And in a stale, troubled marriage that’s locked up in limbo land, there’s only one thing that can help.

ONE of you needs to find your way back to your natural state.

Brother, your natural state is well-being.

Your default state is calm, confident, clear-headed, self-respecting and safe.

Sadly, nearly every man I talk to in the beginning is suffering from feelings of fear, threat and intimidation in his relationship.

And as you know, I don’t let him spend much time blaming someone else. He created that monster.

He “thought” his way into this mess and he can think his way back out of it and into a brand new reality.

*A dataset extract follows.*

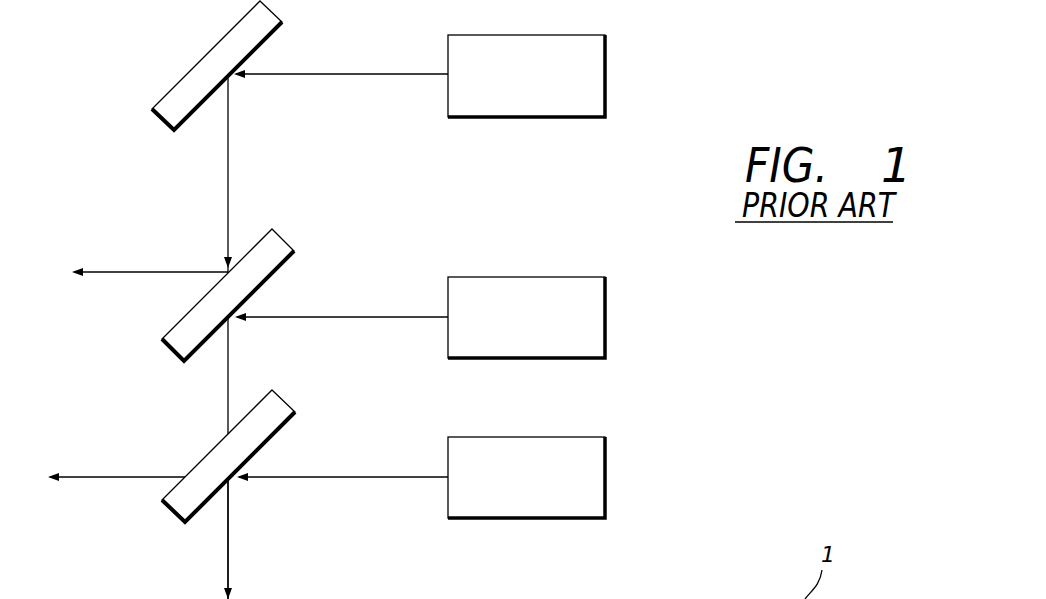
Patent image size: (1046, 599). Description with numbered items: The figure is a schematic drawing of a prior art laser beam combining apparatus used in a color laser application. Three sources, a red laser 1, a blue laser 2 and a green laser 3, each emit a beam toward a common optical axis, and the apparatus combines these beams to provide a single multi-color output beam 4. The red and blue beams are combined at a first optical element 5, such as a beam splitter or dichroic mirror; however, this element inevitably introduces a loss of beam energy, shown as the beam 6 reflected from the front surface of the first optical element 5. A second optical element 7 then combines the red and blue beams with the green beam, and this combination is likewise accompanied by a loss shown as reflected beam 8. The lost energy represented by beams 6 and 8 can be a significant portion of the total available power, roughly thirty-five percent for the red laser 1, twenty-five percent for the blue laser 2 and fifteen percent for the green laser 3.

I’m hoping this is the year you decide to create your new reality.

Q: Why does my wife seem emotionally closed off or distant lately?

A: Because she doesn’t feel emotionally safe yet—and until she does, her body and heart will stay guarded no matter how much you try to connect.

Q: What does it mean to make my wife feel “safe”?

A: It means being calm, consistent, and grounded enough that she never has to brace herself for your moods, pressure, or disappointment.

Q: How can I rebuild trust and emotional safety in my marriage?

A: Start by returning to your natural state of calm confidence—when you’re steady, her nervous system finally relaxes and opens toward you.

Q: Why do I feel powerless to make her feel loved again?

A: Because you’ve been trying to fix her feelings instead of mastering your own—real leadership starts with emotional stability, not persuasion.

Q: What’s the biggest mistake men make when trying to reconnect with their wives?

A: They try to reason, argue, or seduce their way in—when what she really needs is your quiet, self-assured presence that proves she’s safe with you.

Q: What’s the first step to restoring intimacy and attraction in my marriage?

A: Stop chasing her emotions and start embodying your own well-being—she’ll feel the shift instantly when your energy changes from need to ease.